Stadtbahn-Projekt in Ludwigsburg spaltet Bürger und stößt auf massiven Widerstand
Gerfried ThiesStadtbahn-Projekt in Ludwigsburg spaltet Bürger und stößt auf massiven Widerstand
Pläne zur Reaktivierung eines Teils der Stadtbahnstrecke in Ludwigsburg stoßen auf massiven Widerstand – sowohl bei Anwohnern als auch bei lokalen Initiativen. Besonders in Möglingen sorgen sich Bürger über Lärmbelastung, Bauarbeiten und mangelnde Transparenz. Die Aktionsgemeinschaft, eine lokale Interessensvertretung, stellt zudem die Machbarkeit und Ausrichtung des Projekts infrage.
Die geplante Wiederinbetriebnahme des Abschnitts nach Markgröningen ist dabei zum zentralen Streitpunkt geworden. Zwar befürworten einige die Reaktivierung dieses Teilstücks, doch Möglinger Bürger kritisieren, dass damit andere Probleme ignoriert würden. Sie verweisen auf anhaltende Belastungen durch Baulärm und die Auswirkungen auf den Alltag – viele fühlen sich von den Entscheidungsprozessen ausgeschlossen.
Die Aktionsgemeinschaft hat die bisherige Vorgehensweise mehrfach hinterfragt. Bereits 2021 schlug sie vor, die Stadtbahn von Süden her in den Zentralen Omnibusbahnhof (ZOB) zu führen, doch dieser Vorschlag wurde verworfen. Nun plädiert sie dafür, das Projekt in westliche und östliche Abschnitte zu unterteilen, um zumindest die Strecke nach Markgröningen voranzubringen. Eine weitere Idee sieht vor, das alte Ladegleis der Firma Franck für die Stadtbahn zu nutzen.
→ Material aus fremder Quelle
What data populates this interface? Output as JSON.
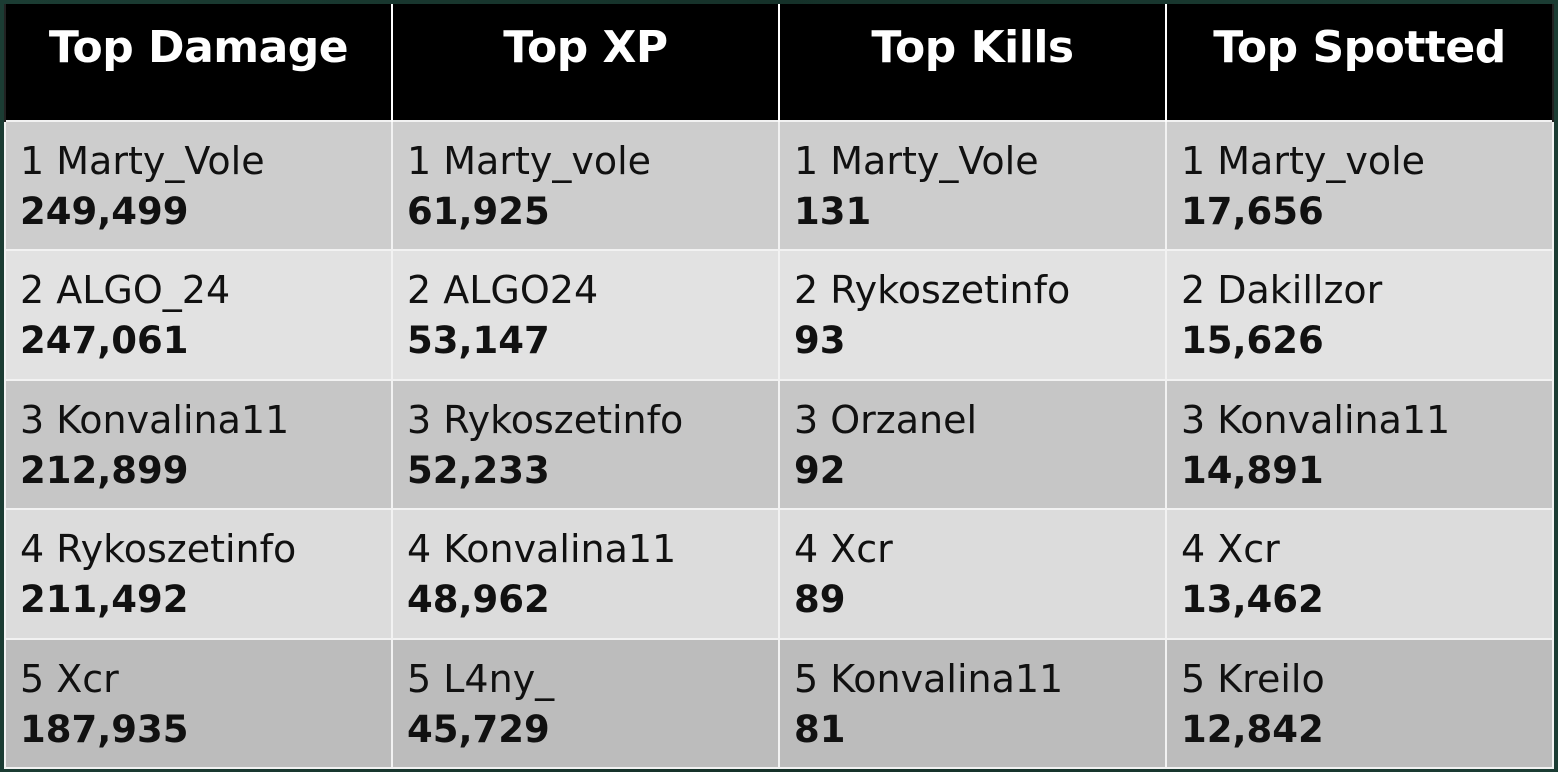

Die Frustration über Verzögerungen und mangelnde Planung wächst. Die Aktionsgemeinschaft wirft dem Projekt vor, durch ungelöste Probleme sieben Jahre verloren zu haben. Zudem zweifelt sie daran, dass der Gemeinderat die jüngsten Pläne genehmigen wird. Die Möglinger Bürger zeigen sich enttäuscht über fehlende öffentliche Diskussionen und eine ausstehende Kosten-Nutzen-Analyse.
Aktualisierte Investitionskosten für die gesamte Strecke Ludwigsburg–Markgröningen–Schwieberdingen liegen nicht vor. Ohne klare Finanzdaten oder überarbeitete Schätzungen bleibt die Zukunft des Projekts ungewiss.
Die Reaktivierung der Stadtbahn hängt weiter in der Schwebe, während der Widerstand zunimmt. Sowohl die Möglinger Bevölkerung als auch die Aktionsgemeinschaft fordern Änderungen – von alternativen Trassenführungen bis hin zu besserer Bürgerbeteiligung. Bleiben diese Forderungen unerfüllt, drohen weitere Verzögerungen oder gar das Scheitern des Vorhabens.